The blades of the blade pair may be disposed substantially transverse the handle (FIGS. 1-8) or, the blades of the blade pair may be disposed in a position substantially parallel; e.g., (FIG. 9), with the longitudinal axis of handle 102.
In some implementations, guide 118 is coupled to (e.g., permanently or semi-permanently) or integral with the blade 116. The guide 118 includes a ramp angle that terminates in points 120 (e.g., dull points of 0.005 inch) on either end of the guide 118. The guide points 120 may be configured to pierce a material so as to provide an initial cut through which the blade 116 may extend to begin further cutting or slicing. Further, the guide 118, and in some aspects the points 120 specifically, may provide for a catch that, when engaged with a material, forcibly extends the blade 118 from the handle 102 (as described below).
Moving again to FIG. 2, the blade slide 110 extends into the recess (or cavity) 108. In some aspects, the blades 116 may be integral with the blade slide 110, thereby requiring replacement of the slide and the blade pair when the blades 116 become dull.

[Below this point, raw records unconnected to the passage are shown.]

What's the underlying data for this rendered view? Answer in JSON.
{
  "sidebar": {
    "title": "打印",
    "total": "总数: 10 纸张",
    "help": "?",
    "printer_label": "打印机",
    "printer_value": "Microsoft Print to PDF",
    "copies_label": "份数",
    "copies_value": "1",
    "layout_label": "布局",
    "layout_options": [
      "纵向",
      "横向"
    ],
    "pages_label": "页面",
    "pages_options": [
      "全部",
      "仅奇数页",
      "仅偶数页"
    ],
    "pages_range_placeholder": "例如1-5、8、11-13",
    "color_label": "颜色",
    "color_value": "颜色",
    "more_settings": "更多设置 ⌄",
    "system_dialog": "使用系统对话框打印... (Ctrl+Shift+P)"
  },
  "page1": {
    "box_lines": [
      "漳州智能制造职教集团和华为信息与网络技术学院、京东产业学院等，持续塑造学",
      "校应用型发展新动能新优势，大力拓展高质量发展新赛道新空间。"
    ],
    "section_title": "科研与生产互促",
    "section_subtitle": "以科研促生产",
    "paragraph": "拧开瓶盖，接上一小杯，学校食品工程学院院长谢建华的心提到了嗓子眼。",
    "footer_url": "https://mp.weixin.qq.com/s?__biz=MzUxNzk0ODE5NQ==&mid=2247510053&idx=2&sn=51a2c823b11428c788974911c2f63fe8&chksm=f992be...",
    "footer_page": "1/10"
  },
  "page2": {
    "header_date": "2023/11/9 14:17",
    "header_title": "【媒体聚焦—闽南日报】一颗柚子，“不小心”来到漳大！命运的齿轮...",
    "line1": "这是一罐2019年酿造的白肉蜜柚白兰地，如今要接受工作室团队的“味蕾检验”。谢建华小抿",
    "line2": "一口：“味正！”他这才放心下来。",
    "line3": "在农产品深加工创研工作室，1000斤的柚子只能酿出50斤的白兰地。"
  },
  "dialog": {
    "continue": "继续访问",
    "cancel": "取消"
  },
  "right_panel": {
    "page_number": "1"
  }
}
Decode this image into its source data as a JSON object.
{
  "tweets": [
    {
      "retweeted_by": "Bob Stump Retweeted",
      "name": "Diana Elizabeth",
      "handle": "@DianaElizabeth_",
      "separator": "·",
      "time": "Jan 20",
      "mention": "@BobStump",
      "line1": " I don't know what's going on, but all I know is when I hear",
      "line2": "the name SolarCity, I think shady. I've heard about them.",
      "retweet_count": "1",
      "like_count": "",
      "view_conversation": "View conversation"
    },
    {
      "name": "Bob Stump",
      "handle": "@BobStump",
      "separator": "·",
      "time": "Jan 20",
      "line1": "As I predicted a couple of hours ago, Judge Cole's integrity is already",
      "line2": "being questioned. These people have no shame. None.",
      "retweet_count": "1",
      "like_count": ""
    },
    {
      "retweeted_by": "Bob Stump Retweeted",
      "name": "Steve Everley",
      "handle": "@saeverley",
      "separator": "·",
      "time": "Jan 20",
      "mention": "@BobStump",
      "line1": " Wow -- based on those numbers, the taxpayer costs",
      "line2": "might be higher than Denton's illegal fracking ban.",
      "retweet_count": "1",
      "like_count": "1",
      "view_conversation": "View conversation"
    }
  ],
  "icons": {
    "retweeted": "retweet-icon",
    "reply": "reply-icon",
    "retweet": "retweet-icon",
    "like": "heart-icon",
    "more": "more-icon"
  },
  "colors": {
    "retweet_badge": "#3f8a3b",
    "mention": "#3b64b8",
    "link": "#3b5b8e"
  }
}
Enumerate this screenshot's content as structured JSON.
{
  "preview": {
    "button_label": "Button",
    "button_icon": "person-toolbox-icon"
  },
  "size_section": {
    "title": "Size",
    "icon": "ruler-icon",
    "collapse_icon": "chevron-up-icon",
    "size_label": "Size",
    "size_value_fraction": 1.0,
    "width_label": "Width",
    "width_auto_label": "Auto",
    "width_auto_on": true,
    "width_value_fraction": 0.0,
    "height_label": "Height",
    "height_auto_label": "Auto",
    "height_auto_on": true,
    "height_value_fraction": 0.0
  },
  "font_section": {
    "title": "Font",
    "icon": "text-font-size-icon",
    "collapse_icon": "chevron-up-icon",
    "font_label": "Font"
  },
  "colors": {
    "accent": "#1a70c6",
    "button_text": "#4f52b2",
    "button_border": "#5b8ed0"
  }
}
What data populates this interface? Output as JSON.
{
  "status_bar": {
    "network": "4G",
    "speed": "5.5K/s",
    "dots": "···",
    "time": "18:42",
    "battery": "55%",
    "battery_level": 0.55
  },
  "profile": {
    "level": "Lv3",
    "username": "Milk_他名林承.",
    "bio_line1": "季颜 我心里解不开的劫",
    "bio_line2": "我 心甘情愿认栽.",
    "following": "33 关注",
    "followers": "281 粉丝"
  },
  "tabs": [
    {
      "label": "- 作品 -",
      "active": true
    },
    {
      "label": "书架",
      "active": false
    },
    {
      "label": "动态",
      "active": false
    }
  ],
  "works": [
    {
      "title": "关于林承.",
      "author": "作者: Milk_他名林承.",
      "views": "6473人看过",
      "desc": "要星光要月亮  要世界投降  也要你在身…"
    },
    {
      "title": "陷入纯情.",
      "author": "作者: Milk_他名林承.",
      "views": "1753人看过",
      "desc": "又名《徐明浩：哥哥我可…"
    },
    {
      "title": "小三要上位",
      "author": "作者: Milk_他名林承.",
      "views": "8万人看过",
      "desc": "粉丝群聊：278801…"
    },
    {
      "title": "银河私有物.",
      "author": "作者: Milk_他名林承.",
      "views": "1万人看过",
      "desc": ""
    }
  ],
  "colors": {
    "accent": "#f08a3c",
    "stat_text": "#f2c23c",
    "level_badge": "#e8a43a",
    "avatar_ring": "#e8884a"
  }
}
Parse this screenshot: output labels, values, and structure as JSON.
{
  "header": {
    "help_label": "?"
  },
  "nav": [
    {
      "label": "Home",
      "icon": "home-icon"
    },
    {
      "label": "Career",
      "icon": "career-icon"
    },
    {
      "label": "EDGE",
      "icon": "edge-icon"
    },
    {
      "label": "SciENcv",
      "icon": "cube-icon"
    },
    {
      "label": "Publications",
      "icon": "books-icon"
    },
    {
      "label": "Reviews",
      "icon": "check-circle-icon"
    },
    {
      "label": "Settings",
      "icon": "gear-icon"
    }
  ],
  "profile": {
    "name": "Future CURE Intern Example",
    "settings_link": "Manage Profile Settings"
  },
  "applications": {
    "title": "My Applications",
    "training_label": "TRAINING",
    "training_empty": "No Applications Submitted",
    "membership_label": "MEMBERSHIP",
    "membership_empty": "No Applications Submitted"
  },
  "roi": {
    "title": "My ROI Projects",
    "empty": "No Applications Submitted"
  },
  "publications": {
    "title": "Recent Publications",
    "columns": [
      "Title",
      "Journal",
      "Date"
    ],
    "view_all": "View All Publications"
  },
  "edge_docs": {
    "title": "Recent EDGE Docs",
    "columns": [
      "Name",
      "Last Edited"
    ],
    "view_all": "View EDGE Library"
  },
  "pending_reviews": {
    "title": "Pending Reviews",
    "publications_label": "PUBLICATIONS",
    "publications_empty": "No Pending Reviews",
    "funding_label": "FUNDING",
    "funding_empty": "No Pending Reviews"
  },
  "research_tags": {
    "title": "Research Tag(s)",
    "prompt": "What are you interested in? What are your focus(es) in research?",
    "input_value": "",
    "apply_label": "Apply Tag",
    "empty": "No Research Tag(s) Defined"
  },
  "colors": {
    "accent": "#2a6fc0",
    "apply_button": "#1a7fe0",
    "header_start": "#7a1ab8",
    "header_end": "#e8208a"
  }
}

It is possible however that in some implementations, blade 116 alone may be replaced by slipping the blade 116 from a nesting portion of the blade slide. In some aspects, a single blade member may provide two opposite cutting portions 117 at opposite distal ends of the single blade member (also termed blade) In some aspects, the blade 116 may be made of carbon steel and coated with titanium to improve wear resistance and blade life. In some implementations, the blade 116 is not replaceable and utility cutter is disposed after the blades lose sharpness.
As depicted in enlarged detail FIG. 2A, blade 116 may include cutting edges 117 located on two sides (opposed) of the blade 116. Multiple cutting edges 117 may provide for both “pull” and “push” cutting or slicing without the user having to rotate the utility cutter 100 relative to the material being engaged. Further, multiple cutting edges 117 may provide for an extended life of the blade 116 and less wear on the blade 116. In alternative implementations, the blade 116 may include only a single cutting edge 117.
In any of the various implementations, blade slide 110 may include angled surfaces 103 and 105 that are located on either side of the blade 116. In some aspects, the angled surfaces may define (or help define) an angle of cut of the blade 116 into and/or through a material (e.g., corrugated board or other material). For example, in some aspects, the surfaces 103 and 105 define a cutting table area, with a drop-off (e.g., about 105 degrees but may be other angles) relative to the flat side of the blade 116 a on each side of the blade 116. The drop-off on each side of the blade 116 may provide for a compound angle of cut for improved wear and with less resistance of cut.
In the implementations depicted in FIGS. 7-9, as the guide 118 engages the material, and in some aspects, penetrates the material with the point 120 of the guide 118, the blade 116 is extended from the cavity 108 into an extended or cutting position. This may be accomplished by simply puncturing the workpiece and drawing the utility cutter handle slightly away, leaving the guide and blade engaged with the workpiece. For example, the blade 116 is extended as a frictional force between the guide 118 and material overcomes a force exerted on the blade slide 110 by the biasing member 140. For instance, the frictional force or contact force between the guide 118 and material is directed opposite of the biasing force exerted on the blade slide 110 and extends the blade 116 so that a cutting edge 117 engages the material. In the example implementation, therefore, extension of the blade 116 may occur without user action to extend the blade slide 110 and thus the blade 116 from the retracted position, and extension of the blade 116 may occur, in some aspects, solely through contact between the guide 118 and the workpiece.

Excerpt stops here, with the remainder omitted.